In the meantime, she might as well get the whole sordid thing over with, and then she’d burn the contents of that godforsaken room. She should have done it a year ago. She should never have brought any of it back in the first place.

Jess was the first one to move. She stepped toward Lillo then stopped.

And Lillo’s heart, what was left of it, broke. She turned and ran blindly for the door. She didn’t know where she’d go. To Mac’s? Wait it out until they figured out how to leave? But Mac wouldn’t help her, wouldn’t make them leave.

Back to Ian’s? If only she could go back to that house and start again. Make different choices. Stay on the island and run the camp like her parents did before her. Like they’d hoped she would do. Until it finally gasped its last breath and succumbed completely to the rich Ivy League camp down the road.

Back to before she left for Jess’s wedding? If she’d refused to go, she’d be waiting the rain out, with only one thought, wondering if the tomato stakes would hold. But that wasn’t true, was it? She never had just one thought. Wherever she was, whatever she was thinking or doing, there was always, always, the underlying knowledge of the lives she’d destroyed, including her own.

She turned the knob, yanked the door open only to have it slam shut again.

Diana’s hand pressed against the wood.
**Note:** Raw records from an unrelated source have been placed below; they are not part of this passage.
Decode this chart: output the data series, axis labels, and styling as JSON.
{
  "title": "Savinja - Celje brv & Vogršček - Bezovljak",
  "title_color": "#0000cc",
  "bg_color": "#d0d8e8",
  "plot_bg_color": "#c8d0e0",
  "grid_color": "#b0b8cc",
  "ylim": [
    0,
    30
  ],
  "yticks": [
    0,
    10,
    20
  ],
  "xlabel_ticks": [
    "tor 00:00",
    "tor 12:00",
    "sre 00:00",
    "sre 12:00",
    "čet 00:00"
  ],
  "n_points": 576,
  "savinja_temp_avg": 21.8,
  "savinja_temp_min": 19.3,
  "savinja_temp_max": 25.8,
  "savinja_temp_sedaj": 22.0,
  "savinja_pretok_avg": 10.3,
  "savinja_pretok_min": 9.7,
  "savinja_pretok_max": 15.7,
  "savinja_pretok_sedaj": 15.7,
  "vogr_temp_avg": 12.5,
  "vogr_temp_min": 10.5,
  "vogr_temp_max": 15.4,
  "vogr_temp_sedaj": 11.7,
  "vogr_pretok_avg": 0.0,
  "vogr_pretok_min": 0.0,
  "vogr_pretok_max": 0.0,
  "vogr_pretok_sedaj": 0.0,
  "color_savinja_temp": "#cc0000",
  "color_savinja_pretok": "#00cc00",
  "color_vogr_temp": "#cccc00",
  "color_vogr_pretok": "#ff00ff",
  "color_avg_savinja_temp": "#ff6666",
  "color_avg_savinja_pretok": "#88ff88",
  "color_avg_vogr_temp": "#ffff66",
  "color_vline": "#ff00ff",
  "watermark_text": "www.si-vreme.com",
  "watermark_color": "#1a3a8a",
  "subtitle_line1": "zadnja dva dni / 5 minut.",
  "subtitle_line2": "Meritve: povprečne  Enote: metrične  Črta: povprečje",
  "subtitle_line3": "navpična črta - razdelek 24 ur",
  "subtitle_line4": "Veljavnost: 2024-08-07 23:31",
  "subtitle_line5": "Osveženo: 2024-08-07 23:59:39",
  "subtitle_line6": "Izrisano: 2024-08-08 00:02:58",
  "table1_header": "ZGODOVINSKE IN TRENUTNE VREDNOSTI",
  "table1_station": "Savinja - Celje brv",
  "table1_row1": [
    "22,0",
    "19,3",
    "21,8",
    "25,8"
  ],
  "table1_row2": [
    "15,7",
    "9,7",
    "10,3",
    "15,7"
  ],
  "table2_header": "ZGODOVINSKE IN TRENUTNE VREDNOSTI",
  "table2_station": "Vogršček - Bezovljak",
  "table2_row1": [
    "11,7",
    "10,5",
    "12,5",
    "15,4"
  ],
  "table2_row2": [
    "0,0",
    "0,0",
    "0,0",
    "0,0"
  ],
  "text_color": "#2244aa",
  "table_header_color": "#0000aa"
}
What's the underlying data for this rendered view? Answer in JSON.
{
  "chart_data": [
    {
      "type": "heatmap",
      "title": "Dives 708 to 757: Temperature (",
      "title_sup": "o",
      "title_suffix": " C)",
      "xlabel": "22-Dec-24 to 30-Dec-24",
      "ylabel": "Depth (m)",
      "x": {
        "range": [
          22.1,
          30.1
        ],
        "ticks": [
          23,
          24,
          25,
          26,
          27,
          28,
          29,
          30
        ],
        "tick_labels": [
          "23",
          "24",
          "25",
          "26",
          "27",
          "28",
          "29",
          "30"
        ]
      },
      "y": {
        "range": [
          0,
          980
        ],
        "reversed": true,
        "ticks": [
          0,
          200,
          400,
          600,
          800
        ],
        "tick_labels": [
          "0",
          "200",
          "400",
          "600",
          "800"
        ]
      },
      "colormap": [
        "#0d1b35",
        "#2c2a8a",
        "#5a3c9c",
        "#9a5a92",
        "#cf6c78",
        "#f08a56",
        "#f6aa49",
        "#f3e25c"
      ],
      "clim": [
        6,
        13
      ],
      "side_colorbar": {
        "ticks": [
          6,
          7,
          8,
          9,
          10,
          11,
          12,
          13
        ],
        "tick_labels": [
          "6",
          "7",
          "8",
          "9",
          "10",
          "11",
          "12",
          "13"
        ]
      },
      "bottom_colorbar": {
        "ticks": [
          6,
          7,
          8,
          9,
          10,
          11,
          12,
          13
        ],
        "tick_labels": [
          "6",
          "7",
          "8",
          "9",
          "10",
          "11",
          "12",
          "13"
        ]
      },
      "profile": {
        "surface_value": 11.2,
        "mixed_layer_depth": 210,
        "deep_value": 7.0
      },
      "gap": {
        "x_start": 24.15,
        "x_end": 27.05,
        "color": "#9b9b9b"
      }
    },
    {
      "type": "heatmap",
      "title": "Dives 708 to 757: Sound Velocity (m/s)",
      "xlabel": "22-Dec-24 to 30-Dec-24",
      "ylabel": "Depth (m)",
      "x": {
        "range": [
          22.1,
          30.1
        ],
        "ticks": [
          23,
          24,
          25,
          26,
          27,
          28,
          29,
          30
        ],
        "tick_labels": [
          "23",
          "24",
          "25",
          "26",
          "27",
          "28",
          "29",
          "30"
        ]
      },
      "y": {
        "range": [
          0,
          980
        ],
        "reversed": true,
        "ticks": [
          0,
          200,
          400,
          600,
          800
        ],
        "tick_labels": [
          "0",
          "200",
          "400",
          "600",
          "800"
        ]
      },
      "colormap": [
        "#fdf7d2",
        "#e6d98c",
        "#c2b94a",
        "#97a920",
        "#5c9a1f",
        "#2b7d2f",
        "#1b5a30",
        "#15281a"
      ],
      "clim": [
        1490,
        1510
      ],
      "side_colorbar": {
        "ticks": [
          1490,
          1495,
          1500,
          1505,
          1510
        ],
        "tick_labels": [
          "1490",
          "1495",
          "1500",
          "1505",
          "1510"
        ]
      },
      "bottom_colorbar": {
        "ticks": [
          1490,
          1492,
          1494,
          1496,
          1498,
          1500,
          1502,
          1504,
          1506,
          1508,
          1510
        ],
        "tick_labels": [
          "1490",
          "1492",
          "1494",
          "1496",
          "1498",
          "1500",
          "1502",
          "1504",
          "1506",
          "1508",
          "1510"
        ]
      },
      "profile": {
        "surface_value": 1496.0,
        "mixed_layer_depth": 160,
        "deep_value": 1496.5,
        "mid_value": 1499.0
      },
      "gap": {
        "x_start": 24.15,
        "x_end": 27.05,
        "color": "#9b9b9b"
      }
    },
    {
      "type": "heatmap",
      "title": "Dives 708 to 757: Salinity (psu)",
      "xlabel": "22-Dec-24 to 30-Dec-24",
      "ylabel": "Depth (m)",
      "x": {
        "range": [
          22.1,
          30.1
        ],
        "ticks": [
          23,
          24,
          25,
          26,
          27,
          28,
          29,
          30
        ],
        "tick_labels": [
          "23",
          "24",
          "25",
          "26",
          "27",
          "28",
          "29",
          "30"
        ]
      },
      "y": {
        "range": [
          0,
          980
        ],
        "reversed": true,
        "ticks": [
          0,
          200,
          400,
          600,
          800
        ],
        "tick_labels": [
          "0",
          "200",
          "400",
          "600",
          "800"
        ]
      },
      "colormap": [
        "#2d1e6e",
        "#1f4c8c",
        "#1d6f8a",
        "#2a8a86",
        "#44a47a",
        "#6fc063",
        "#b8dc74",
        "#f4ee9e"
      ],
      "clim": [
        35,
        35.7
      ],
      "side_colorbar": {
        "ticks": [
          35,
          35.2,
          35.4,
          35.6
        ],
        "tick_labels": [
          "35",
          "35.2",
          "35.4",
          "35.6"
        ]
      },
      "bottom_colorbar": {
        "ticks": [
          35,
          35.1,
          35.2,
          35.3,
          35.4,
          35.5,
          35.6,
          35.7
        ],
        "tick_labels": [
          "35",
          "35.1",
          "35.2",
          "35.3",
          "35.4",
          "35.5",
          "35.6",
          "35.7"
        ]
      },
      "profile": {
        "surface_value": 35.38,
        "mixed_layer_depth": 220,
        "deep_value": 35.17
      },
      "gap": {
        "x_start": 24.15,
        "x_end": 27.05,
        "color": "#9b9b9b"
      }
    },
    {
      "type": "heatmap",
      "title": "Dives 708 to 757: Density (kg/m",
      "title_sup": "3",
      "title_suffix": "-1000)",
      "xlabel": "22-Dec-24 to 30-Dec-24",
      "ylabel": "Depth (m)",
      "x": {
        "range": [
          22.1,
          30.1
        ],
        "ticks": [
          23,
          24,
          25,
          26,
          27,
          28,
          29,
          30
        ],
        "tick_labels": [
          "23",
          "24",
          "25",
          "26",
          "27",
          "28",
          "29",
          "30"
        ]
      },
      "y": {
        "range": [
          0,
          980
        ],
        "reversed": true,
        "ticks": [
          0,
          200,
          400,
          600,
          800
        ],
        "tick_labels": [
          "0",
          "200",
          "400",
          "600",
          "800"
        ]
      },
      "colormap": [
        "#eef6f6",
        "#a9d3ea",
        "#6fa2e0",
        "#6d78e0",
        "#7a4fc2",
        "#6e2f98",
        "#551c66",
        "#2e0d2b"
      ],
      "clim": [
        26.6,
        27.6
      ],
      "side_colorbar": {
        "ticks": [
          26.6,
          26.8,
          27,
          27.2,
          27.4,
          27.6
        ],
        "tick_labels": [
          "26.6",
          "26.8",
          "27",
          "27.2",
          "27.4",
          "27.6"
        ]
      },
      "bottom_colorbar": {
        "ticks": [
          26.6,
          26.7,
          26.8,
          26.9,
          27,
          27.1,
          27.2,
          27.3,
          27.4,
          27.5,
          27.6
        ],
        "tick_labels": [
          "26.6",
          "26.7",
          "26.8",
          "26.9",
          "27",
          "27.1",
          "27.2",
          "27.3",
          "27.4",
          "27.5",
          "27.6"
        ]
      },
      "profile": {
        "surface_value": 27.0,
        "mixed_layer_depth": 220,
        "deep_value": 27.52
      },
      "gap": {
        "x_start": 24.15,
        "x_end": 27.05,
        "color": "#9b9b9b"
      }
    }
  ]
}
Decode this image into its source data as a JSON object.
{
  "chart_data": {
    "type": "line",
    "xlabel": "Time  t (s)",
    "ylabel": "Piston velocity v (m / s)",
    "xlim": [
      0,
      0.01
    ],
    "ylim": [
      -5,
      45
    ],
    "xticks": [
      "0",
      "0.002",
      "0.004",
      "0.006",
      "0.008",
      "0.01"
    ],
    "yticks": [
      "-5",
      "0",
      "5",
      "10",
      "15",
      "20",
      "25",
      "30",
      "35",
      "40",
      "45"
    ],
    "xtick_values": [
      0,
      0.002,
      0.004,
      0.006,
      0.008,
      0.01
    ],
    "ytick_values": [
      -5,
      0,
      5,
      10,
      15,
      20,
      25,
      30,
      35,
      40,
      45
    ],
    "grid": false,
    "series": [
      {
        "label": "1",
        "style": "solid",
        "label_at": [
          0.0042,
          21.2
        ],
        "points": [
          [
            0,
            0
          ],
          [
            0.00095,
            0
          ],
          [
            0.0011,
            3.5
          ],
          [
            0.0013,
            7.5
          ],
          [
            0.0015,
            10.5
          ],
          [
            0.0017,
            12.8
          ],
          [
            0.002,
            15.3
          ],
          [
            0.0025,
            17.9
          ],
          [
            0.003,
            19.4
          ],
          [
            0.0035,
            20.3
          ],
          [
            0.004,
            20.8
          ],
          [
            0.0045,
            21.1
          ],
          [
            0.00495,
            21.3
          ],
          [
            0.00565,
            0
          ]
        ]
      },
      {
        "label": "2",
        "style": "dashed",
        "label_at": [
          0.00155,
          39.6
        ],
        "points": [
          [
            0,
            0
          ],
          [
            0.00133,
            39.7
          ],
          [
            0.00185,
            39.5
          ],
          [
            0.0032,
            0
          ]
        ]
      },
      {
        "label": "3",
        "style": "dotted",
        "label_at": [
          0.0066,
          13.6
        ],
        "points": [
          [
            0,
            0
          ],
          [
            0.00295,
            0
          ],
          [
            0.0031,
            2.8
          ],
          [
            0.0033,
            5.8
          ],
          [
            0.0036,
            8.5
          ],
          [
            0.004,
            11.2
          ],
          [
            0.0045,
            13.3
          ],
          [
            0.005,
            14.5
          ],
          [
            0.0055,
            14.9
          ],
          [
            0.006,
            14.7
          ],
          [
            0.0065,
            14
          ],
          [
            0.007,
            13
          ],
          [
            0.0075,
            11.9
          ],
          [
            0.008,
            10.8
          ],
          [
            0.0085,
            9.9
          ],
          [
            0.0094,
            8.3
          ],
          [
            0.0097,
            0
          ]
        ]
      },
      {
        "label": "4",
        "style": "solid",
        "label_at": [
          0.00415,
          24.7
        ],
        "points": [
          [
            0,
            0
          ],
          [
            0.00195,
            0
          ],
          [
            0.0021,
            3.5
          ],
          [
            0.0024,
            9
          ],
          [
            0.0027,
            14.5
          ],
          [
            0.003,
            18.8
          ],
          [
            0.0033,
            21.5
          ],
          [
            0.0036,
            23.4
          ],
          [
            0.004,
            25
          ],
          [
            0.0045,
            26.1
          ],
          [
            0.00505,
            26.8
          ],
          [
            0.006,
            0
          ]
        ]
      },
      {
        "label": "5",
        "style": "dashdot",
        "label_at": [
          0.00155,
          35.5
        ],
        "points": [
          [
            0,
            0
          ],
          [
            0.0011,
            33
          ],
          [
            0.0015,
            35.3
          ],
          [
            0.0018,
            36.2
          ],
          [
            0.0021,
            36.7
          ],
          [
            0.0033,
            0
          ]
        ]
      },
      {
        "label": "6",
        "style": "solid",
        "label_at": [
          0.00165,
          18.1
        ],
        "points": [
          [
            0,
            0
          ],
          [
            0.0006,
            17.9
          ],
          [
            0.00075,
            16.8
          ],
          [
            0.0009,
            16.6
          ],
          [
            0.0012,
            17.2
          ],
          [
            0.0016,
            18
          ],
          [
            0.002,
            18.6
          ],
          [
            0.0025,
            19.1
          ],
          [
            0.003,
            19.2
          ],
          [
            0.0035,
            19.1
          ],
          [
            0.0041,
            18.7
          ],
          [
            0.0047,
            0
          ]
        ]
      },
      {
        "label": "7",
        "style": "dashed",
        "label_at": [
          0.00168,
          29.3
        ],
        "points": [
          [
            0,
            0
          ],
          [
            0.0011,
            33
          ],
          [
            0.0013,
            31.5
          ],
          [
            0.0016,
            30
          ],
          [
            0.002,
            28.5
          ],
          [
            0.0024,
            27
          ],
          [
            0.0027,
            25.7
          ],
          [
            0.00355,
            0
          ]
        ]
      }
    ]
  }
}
The weight of her body keeping it closed.

Of course, it would be her.

Lillo wrenched at the knob, but the door barely gave as Diana leaned against it.

“Our bad,” she said. “We’re sorry. If you want us to leave, we will.”

What was the point? Too late to pretend like it didn’t happen.

“Or you can come sit down and tell us what really happened. Because I can tell you right now, none of us think you committed murder.”